Wednesday, December 8, 2010

The Amazing Adventures of the Portfolio in the Storage Locker

Putting together a full color portfolio in the 80s was a very different thing from now. I had to shoot 4x5 internegatives to make each 8x10 blowup of a Polaroid, so my portfolio originally cost several hundred dollars to create, zip-up, checkered black-and-white cloth binding, too cool for school. I only had one. (As they got cheaper to produce, I had several. I never stopped giving them out or trying to get my stuff published. This is the story of THAT ONE portfolio, the first I ever made.)

An editor at Spy Magazine had my portfolio and expressed interest in either doing a story about me or hiring me to do a story on someone else. I didn't hear from him for more than a year when I got a call from a janitor who was cleaning out the abandoned offices of Spy Magazine. They had ceased publishing and closed down. Someone had left my portfolio behind in a pile of rubble. Since there was no more mailroom for him to mail it back to me, and since the offices were being closed THAT VERY DAY, the janitor gave me till 6PM to get down there to pick up my portfolio, a bit difficult since Spy was in New York and I was in Los Angeles. Luckily I had a friend in New York, Garry Goodrow, who got to the offices just in time to salvage the portfolio and mail it back to me.

I met Hugh Hefner at a press conference at the mansion. He loved my shot of him and asked for a blow-up for the mansion. I personally gave him the portfolio and he said we'd do something for Playboy, which he was only publishing at the time. One year later I got my portfolio back from the editor of Playboy with a note saying Sorry, my work wasn't right for Playboy.

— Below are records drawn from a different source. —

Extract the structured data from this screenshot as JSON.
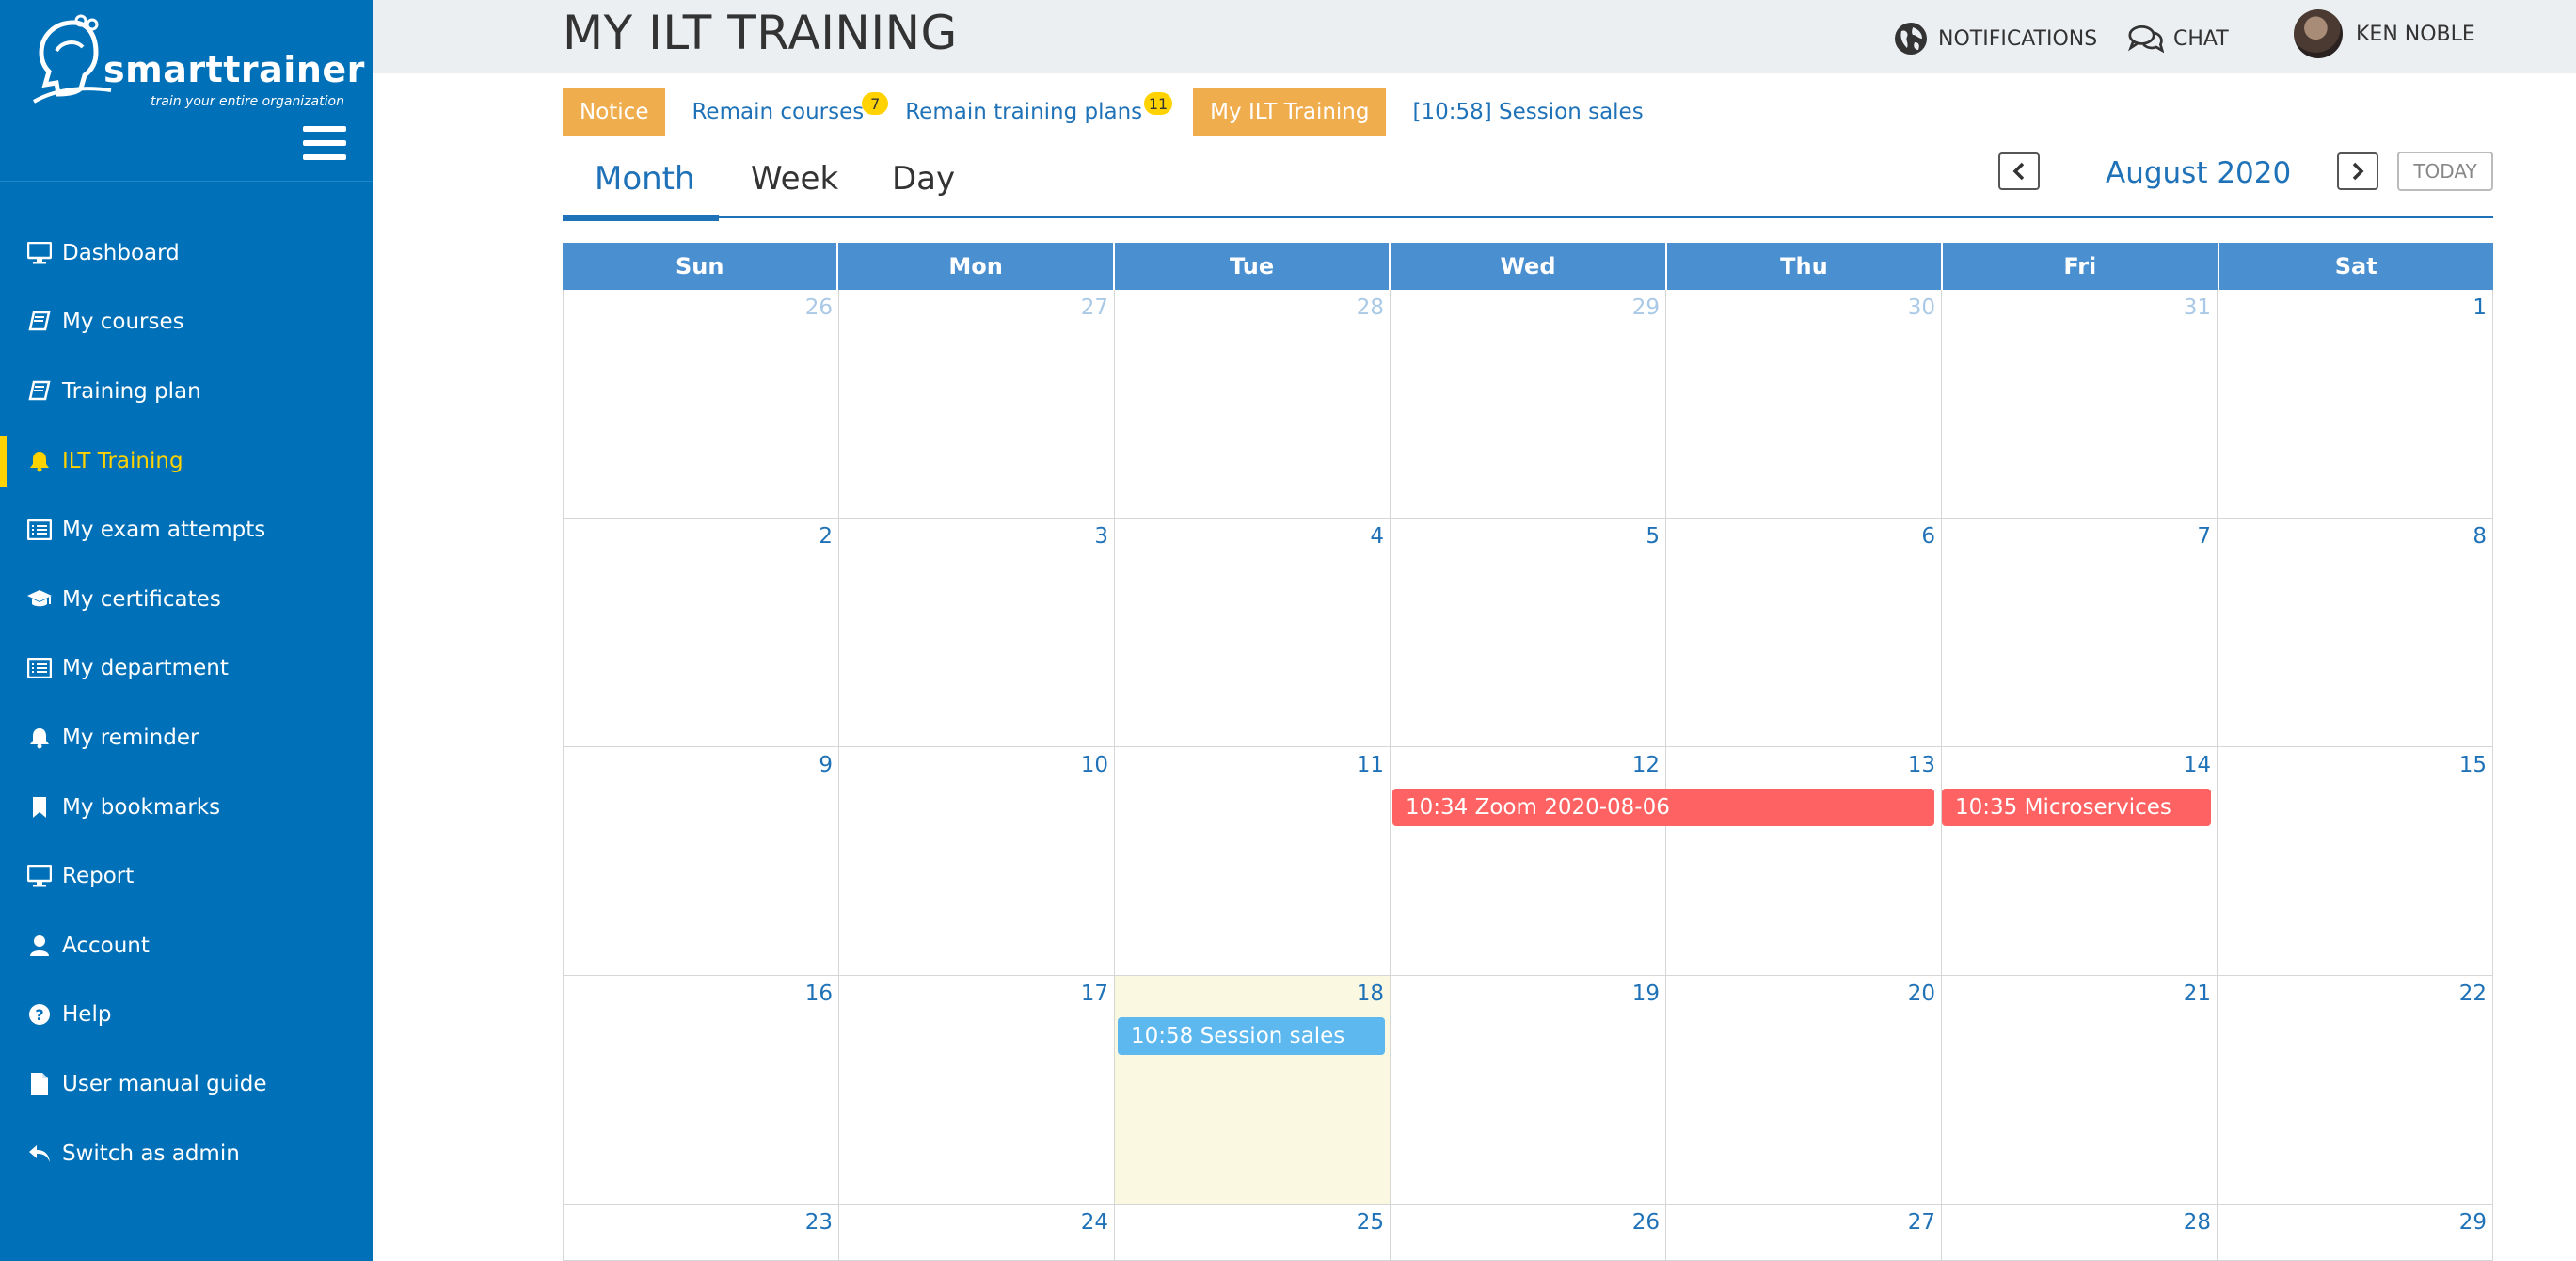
{
  "brand": {
    "name": "smarttrainer",
    "tagline": "train your entire organization"
  },
  "sidebar": {
    "items": [
      {
        "label": "Dashboard",
        "icon": "monitor-icon"
      },
      {
        "label": "My courses",
        "icon": "book-icon"
      },
      {
        "label": "Training plan",
        "icon": "book-icon"
      },
      {
        "label": "ILT Training",
        "icon": "bell-icon",
        "active": true
      },
      {
        "label": "My exam attempts",
        "icon": "list-icon"
      },
      {
        "label": "My certificates",
        "icon": "graduation-cap-icon"
      },
      {
        "label": "My department",
        "icon": "list-icon"
      },
      {
        "label": "My reminder",
        "icon": "bell-icon"
      },
      {
        "label": "My bookmarks",
        "icon": "bookmark-icon"
      },
      {
        "label": "Report",
        "icon": "monitor-icon"
      },
      {
        "label": "Account",
        "icon": "user-icon"
      },
      {
        "label": "Help",
        "icon": "question-circle-icon"
      },
      {
        "label": "User manual guide",
        "icon": "file-icon"
      },
      {
        "label": "Switch as admin",
        "icon": "reply-icon"
      }
    ]
  },
  "header": {
    "title": "MY ILT TRAINING",
    "notifications_label": "NOTIFICATIONS",
    "chat_label": "CHAT",
    "user_name": "KEN NOBLE"
  },
  "subnav": {
    "notice_label": "Notice",
    "remain_courses_label": "Remain courses",
    "remain_courses_count": "7",
    "remain_plans_label": "Remain training plans",
    "remain_plans_count": "11",
    "my_ilt_label": "My ILT Training",
    "session_link": "[10:58] Session sales"
  },
  "calendar": {
    "tabs": [
      "Month",
      "Week",
      "Day"
    ],
    "active_tab": "Month",
    "month_label": "August 2020",
    "today_label": "TODAY",
    "weekdays": [
      "Sun",
      "Mon",
      "Tue",
      "Wed",
      "Thu",
      "Fri",
      "Sat"
    ],
    "weeks": [
      [
        "26",
        "27",
        "28",
        "29",
        "30",
        "31",
        "1"
      ],
      [
        "2",
        "3",
        "4",
        "5",
        "6",
        "7",
        "8"
      ],
      [
        "9",
        "10",
        "11",
        "12",
        "13",
        "14",
        "15"
      ],
      [
        "16",
        "17",
        "18",
        "19",
        "20",
        "21",
        "22"
      ],
      [
        "23",
        "24",
        "25",
        "26",
        "27",
        "28",
        "29"
      ]
    ],
    "events": [
      {
        "label": "10:34 Zoom 2020-08-06",
        "color": "#ff6262"
      },
      {
        "label": "10:35 Microservices",
        "color": "#ff6262"
      },
      {
        "label": "10:58 Session sales",
        "color": "#5cb8ee"
      }
    ]
  },
  "colors": {
    "sidebar_bg": "#0071b8",
    "active_accent": "#ffd200",
    "link": "#1f72b7",
    "chip": "#f0ad4e",
    "calendar_header": "#4a8fd0",
    "today_bg": "#fbf8e2"
  }
}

One day Timothy Leary showed up at my door. He was a birthday present and he spent a couple hours with me. He loved my work, and when he left, he took the portfolio with him, promising to show it around to help me get published or find a gallery. I kept running into him at openings and premieres and he kept promising. Then he died. Then Cristie's auctioned off all his stuff and my portfolio wasn't among them. A year later, I got an e-mail from the woman in charge of keeping the inventory of Leary's stuff. She had my portfolio and wanted to know what I wanted done with it. She gave it to a friend who brought it back to me 10 years after I gave it to Leary.

Doug Edwards, curator for the Academy of Motion Picture Arts and Sciences, took the portfolio and decided to produce a show for the lobby of the Samuel Goldwyn Theater in Beverly Hills. When Karl Malden was voted in as president, he cancelled the show, so we waited two years for him to be voted out of office. The show was back on when Doug suddenly died of AIDS. One year later, three years after Doug had taken it from me, I got it back from the Academy with an apology for not having my show.

The portfolio now sits in a storage locker in Desert Hot Springs waiting for crowdfunding to save it from the dumpster.